La fuerza salvaje del río Paraná
Las misiones jesuíticas son uno de los grandes atractivos de Paraguay, un país donde la naturaleza desbordante y enclaves como Asunción y Ciudad del Este sorprenden al viajero
Paraguay nació marcado por las fronteras. Cerca de siete millones de habitantes rivalizan geográficamente con potencias como Brasil o Argentina. Sus vecinos, con los que antaño pelearon por el agua y el territorio, son ahora sus principales turistas y, en algunos casos, también portavoces de chascarrillos. Ya se sabe que, como con la familia, uno no elige a sus vecinos. En el aeropuerto de Madrid, justo antes de embarcar al vuelo de Air Europa que cubre la ruta Madrid-Asunción, una argentina, que viaja en el mismo avión hasta Córdoba, exclama, entre sorprendida y jocosa, tras escuchar el comentario de un pasajero sobre su bautismo como viajero al otro lado del Atlántico: “¿La primera vez y ha elegido lo más feo?”. Las risas de sus compatriotas no se hacen esperar. La realidad mostrará, tras más de 12 horas de vuelo, un paisaje de un cromatismo espectacular, surcado por ríos salvajes, donde el verde de los campos compite con palmeras, casas de madera y vacas pastando bajo un cielo azul con nubes que despiertan la fantasía. Todo un descubrimiento.

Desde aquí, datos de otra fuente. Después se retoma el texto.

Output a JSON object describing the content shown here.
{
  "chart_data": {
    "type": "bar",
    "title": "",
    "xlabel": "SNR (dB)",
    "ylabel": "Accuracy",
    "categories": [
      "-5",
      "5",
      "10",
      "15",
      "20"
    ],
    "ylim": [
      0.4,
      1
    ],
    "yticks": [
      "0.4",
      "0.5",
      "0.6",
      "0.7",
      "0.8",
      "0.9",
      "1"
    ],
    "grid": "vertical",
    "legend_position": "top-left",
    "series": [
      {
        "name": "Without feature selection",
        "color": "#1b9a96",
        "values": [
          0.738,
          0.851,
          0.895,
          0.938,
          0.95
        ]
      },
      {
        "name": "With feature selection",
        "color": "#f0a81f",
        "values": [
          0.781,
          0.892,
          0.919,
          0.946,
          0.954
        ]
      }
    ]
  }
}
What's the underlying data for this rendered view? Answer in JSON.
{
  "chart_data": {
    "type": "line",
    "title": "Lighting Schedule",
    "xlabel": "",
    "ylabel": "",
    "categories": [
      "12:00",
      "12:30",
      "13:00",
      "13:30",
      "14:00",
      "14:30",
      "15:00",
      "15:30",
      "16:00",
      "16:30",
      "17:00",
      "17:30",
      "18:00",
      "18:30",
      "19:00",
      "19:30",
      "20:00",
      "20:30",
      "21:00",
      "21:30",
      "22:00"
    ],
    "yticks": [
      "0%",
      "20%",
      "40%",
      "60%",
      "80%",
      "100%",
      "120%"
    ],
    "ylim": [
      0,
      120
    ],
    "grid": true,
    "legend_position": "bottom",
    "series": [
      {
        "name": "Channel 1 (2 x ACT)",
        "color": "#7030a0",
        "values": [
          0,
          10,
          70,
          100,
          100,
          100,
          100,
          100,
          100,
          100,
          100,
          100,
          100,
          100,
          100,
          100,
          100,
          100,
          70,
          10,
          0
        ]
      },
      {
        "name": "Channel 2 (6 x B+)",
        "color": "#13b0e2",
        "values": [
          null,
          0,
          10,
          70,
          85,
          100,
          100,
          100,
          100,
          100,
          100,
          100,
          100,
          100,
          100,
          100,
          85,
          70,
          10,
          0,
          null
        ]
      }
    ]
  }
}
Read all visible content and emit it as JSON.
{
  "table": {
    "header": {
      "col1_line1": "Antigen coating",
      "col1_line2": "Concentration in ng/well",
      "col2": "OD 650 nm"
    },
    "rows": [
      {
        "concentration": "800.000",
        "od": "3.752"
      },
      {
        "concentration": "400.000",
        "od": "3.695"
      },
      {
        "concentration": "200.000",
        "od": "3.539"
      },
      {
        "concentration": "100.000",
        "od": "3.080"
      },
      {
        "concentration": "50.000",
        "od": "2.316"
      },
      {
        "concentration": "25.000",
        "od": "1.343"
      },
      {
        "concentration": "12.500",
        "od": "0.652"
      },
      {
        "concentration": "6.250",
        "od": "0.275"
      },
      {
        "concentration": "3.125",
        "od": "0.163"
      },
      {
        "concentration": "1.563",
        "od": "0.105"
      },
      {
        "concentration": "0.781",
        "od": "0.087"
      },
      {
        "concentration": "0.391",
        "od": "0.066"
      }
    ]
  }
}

En Asunción dicen que no hay mejor despertador que un buen cocido. Y cocido (una infusión de yerba mate bien caliente con leche y mucho azúcar) es lo que alguien anuncia insistentemente en la calle, ayudado por un altavoz, desde las seis de la mañana. El mate se sirve frío (lo llaman tereré) o caliente, pero se consume a cualquier hora. Hombres y mujeres caminan por la calle con sus termos (guangue) recubiertos de cuero y, generalmente, decorados con los colores de los equipos de fútbol locales. El ritual no conoce clases sociales. El mate, presumen, es un invento suyo, aunque argentinos y bolivianos lo consumen también con regularidad como sustituto del café. Como novedad, aquí el guangue y la bombilla (el vaso donde se alojan las hierbas y que se va rellenando de agua fría y la pajita con la que se sorbe) se comparten.
La hamaca en el patio
Paraguay, ubicado entre la cordillera andina y la selva, carece de salida al mar. Su historia se resume a grandes rasgos en la Casa de la Independencia, en el centro de Asunción. Un solar colonial que evoca la ciudad del XVIII celebra la emancipación del país. Las paredes de adobe cobijaron las reuniones secretas en las que se gestó la caída del Gobierno español. Sin derramamiento de sangre, el gobernador Bernardo de Velasco depuso armas y aceptó formar parte de un Gobierno interino la noche del 14 de mayo de 1811. Un repique de campanas, los gritos de “Viva la unión” y 21 cañonazos acompañaron la jornada. La hamaca en el patio, los muebles de época, las imágenes religiosas y las joyas de los antiguos propietarios, la familia formada por el español Antonio Martínez Sáenz y su esposa, la paraguaya Petrona Caballero, conjugan historia con la vida de la alta burguesía.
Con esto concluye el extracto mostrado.